# Reformed Theological Seminary - Charlotte



## Soli Deo Gloria (Dec 22, 2011)

I was just wondering if anyone could give me some information and thoughts on Reformed Theological Seminary in Charlotte. I am currently considering their DMin program and was just curious about what the reputation of RTS-Charlotte is.

I was also wondering if a Reformed Baptist (for now at least) would feel welcome there or a little out of place?

Thanks in advance.


----------



## CharlieJ (Dec 22, 2011)

I don't know about the quality of the DMin program, but I had several Baptist friends who attended there, and all of them had a very positive experience. I believe that one of the professors (James Anderson) is a Baptist.


----------



## SolaScriptura (Dec 22, 2011)

I have a very good friend who is one class away from finishing the coursework for his DMin there. He got in under the (now cancelled, I believe) emphasis in Reformed Theology.


----------



## Soli Deo Gloria (Dec 22, 2011)

Thank you Charlie...that is good to hear.

Ben, has your friend enjoyed the program and his time at RTS? The current emphasis at RTS-Charlotte is Church Revitalization. However, one can choose to just pursue the general DMin and select any 4 electives plus the four required courses.
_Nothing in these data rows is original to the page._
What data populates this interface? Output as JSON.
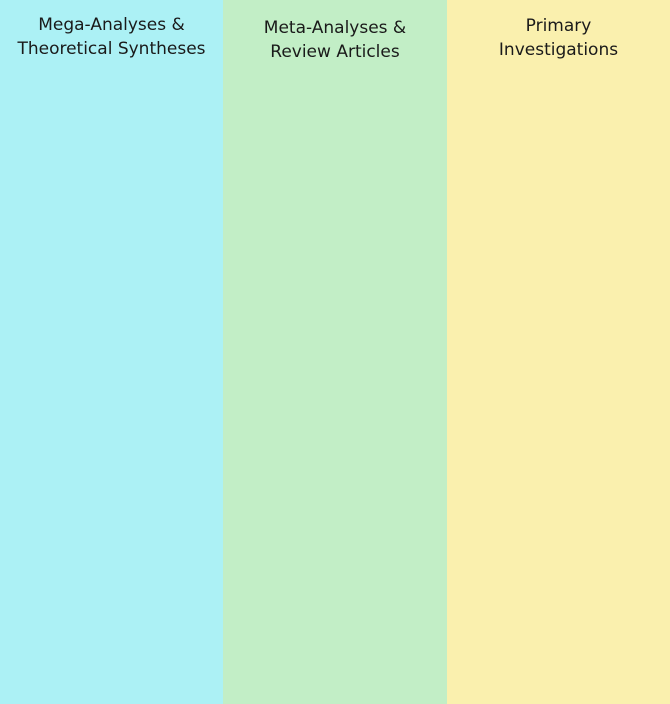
{
  "columns": [
    {
      "title_line1": "Mega-Analyses &",
      "title_line2": "Theoretical Syntheses",
      "color": "#acf1f5"
    },
    {
      "title_line1": "Meta-Analyses &",
      "title_line2": "Review Articles",
      "color": "#c2eec6"
    },
    {
      "title_line1": "Primary",
      "title_line2": "Investigations",
      "color": "#faf0ae"
    }
  ]
}
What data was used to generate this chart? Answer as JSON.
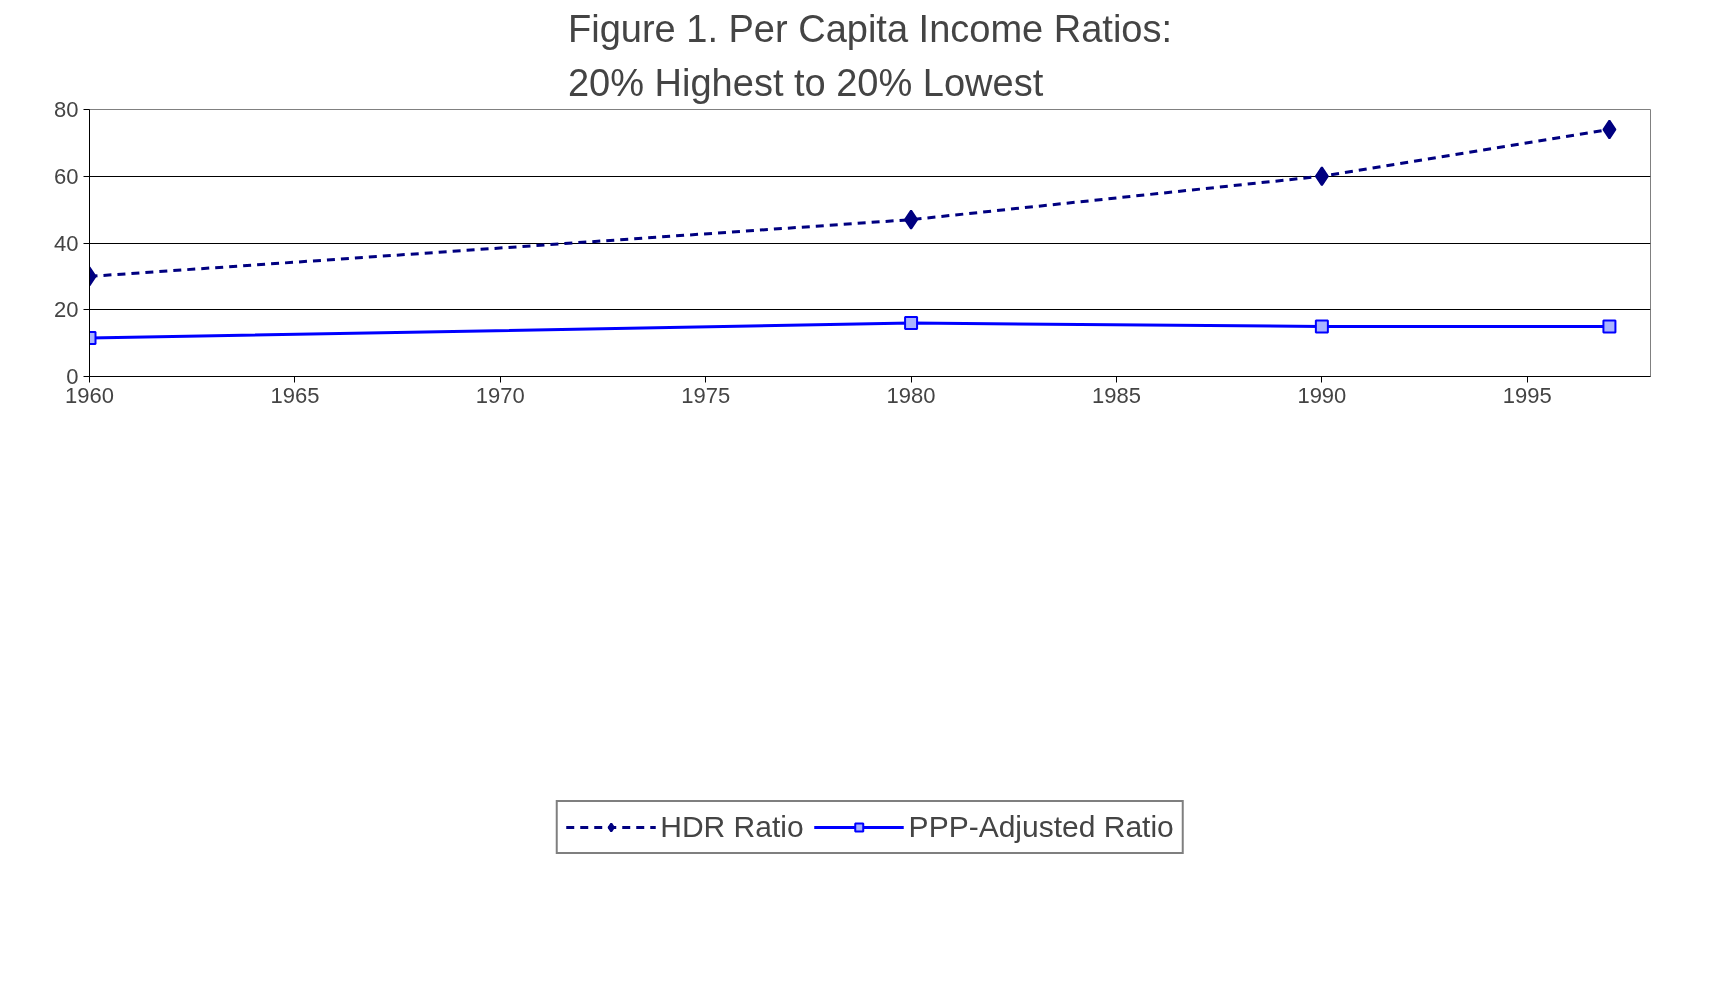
{
  "chart_data": {
    "type": "line",
    "title": "Figure 1. Per Capita Income Ratios:\n20% Highest to 20% Lowest",
    "x": [
      1960,
      1980,
      1990,
      1997
    ],
    "series": [
      {
        "name": "HDR Ratio",
        "color": "#000080",
        "values": [
          30,
          47,
          60,
          74
        ],
        "marker": "diamond",
        "line_style": "dashed"
      },
      {
        "name": "PPP-Adjusted Ratio",
        "color": "#0000ff",
        "values": [
          11.5,
          16,
          15,
          15
        ],
        "marker": "square",
        "line_style": "solid"
      }
    ],
    "xlim": [
      1960,
      1998
    ],
    "xticks": [
      1960,
      1965,
      1970,
      1975,
      1980,
      1985,
      1990,
      1995
    ],
    "ylim": [
      0,
      80
    ],
    "yticks": [
      0,
      20,
      40,
      60,
      80
    ],
    "grid": "y",
    "legend": "bottom"
  }
}
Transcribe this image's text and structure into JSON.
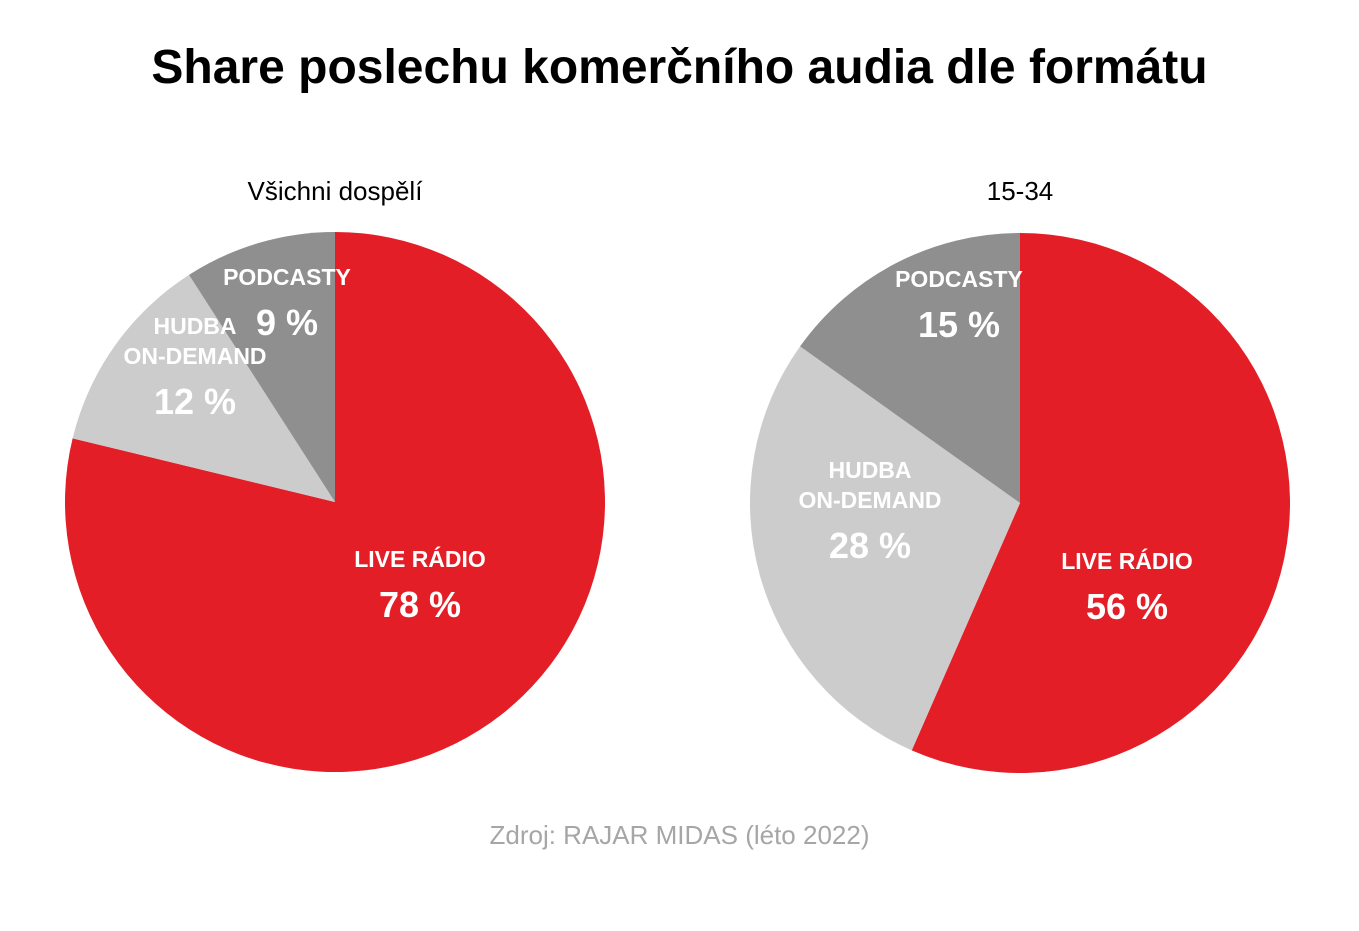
{
  "title": "Share poslechu komerčního audia dle formátu",
  "source": "Zdroj: RAJAR MIDAS (léto 2022)",
  "colors": {
    "live_radio": "#e31e26",
    "hudba": "#cccccc",
    "podcasty": "#8f8f8f"
  },
  "chart_data": [
    {
      "type": "pie",
      "title": "Všichni dospělí",
      "categories": [
        "LIVE RÁDIO",
        "HUDBA ON-DEMAND",
        "PODCASTY"
      ],
      "label_lines": [
        [
          "LIVE RÁDIO"
        ],
        [
          "HUDBA",
          "ON-DEMAND"
        ],
        [
          "PODCASTY"
        ]
      ],
      "values": [
        78,
        12,
        9
      ],
      "value_labels": [
        "78 %",
        "12 %",
        "9 %"
      ],
      "unit": "%",
      "start": "12 o'clock",
      "direction": "clockwise",
      "legend": "none"
    },
    {
      "type": "pie",
      "title": "15-34",
      "categories": [
        "LIVE RÁDIO",
        "HUDBA ON-DEMAND",
        "PODCASTY"
      ],
      "label_lines": [
        [
          "LIVE RÁDIO"
        ],
        [
          "HUDBA",
          "ON-DEMAND"
        ],
        [
          "PODCASTY"
        ]
      ],
      "values": [
        56,
        28,
        15
      ],
      "value_labels": [
        "56 %",
        "28 %",
        "15 %"
      ],
      "unit": "%",
      "start": "12 o'clock",
      "direction": "clockwise",
      "legend": "none"
    }
  ]
}
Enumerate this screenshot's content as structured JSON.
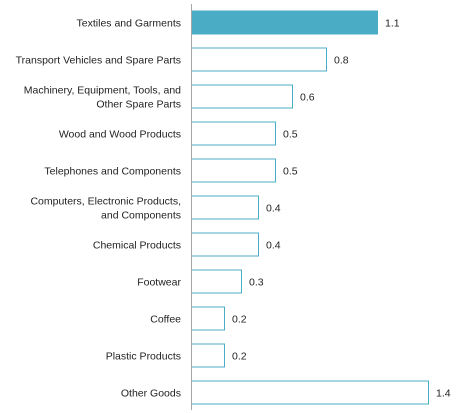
{
  "chart_data": {
    "type": "bar",
    "orientation": "horizontal",
    "categories": [
      [
        "Textiles and Garments"
      ],
      [
        "Transport Vehicles and Spare Parts"
      ],
      [
        "Machinery, Equipment, Tools, and",
        "Other Spare Parts"
      ],
      [
        "Wood and Wood Products"
      ],
      [
        "Telephones and Components"
      ],
      [
        "Computers, Electronic Products,",
        "and Components"
      ],
      [
        "Chemical Products"
      ],
      [
        "Footwear"
      ],
      [
        "Coffee"
      ],
      [
        "Plastic Products"
      ],
      [
        "Other Goods"
      ]
    ],
    "values": [
      1.1,
      0.8,
      0.6,
      0.5,
      0.5,
      0.4,
      0.4,
      0.3,
      0.2,
      0.2,
      1.4
    ],
    "value_labels": [
      "1.1",
      "0.8",
      "0.6",
      "0.5",
      "0.5",
      "0.4",
      "0.4",
      "0.3",
      "0.2",
      "0.2",
      "1.4"
    ],
    "highlight_index": 0,
    "colors": {
      "highlight_fill": "#4bacc6",
      "bar_stroke": "#4bacc6",
      "bar_fill": "#ffffff",
      "axis": "#a6a6a6"
    },
    "xlim": [
      0,
      1.4
    ],
    "grid": false,
    "legend": "none"
  }
}
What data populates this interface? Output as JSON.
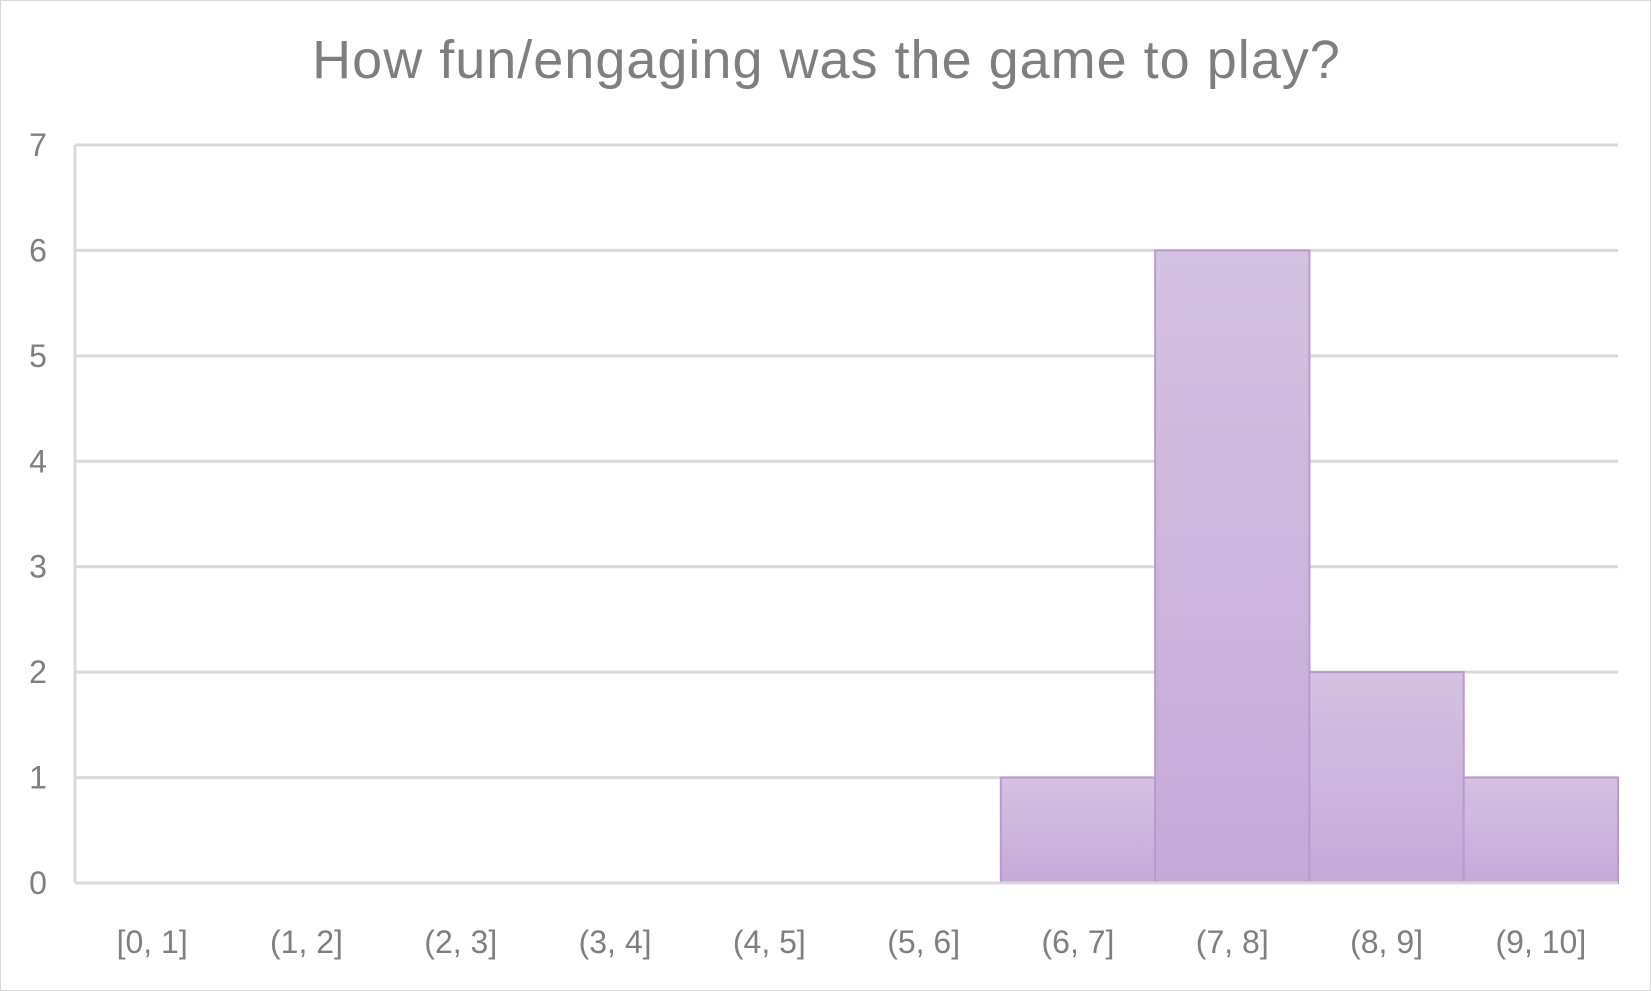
{
  "chart_data": {
    "type": "bar",
    "title": "How fun/engaging was the game to play?",
    "xlabel": "",
    "ylabel": "",
    "categories": [
      "[0, 1]",
      "(1, 2]",
      "(2, 3]",
      "(3, 4]",
      "(4, 5]",
      "(5, 6]",
      "(6, 7]",
      "(7, 8]",
      "(8, 9]",
      "(9, 10]"
    ],
    "values": [
      0,
      0,
      0,
      0,
      0,
      0,
      1,
      6,
      2,
      1
    ],
    "ylim": [
      0,
      7
    ],
    "yticks": [
      0,
      1,
      2,
      3,
      4,
      5,
      6,
      7
    ],
    "grid": true,
    "legend": "none",
    "colors": {
      "bar_top": "#d4c2e2",
      "bar_bottom": "#c5a9d8",
      "bar_edge": "#b89acf",
      "grid": "#d9d9d9",
      "text": "#7f7f7f"
    }
  }
}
btw, I believe we were in a class together at SBTS. I graduated from SBTS in Dec. 2008. Did you take Brand's course on Augustine?


----------



## SolaScriptura (Dec 22, 2011)

Soli Deo Gloria said:


> Thank you Charlie...that is good to hear.
> 
> Ben, has your friend enjoyed the program and his time at RTS? The current emphasis at RTS-Charlotte is Church Revitalization. However, one can choose to just pursue the general DMin and select any 4 electives plus the four required courses.
> 
> btw, I believe we were in a class together at SBTS. I graduated from SBTS in Dec. 2008. Did you take Brand's course on Augustine?



My friend has thoroughly enjoyed his time at RTS. 

Yes, I took the course on Augustine... back in '05 I think. I don't remember you at all though. I must have made quite... an impression... for you to remember me over 6 years later.


----------



## Soli Deo Gloria (Dec 22, 2011)

SolaScriptura said:


> My friend has thoroughly enjoyed his time at RTS.
> 
> Yes, I took the course on Augustine... back in '05 I think. I don't remember you at all though. I must have made quite... an impression... for you to remember me over 6 years later.



That is good to know that about your friend. Thanks.

As for remembering you, I've been reading these boards for years (since around the time I was taking that course at Southern). I don't post that much but I've read some of your posts in the past and recognized you back around then as someone who was in the class.

Blessings to you and your ministry brother.


----------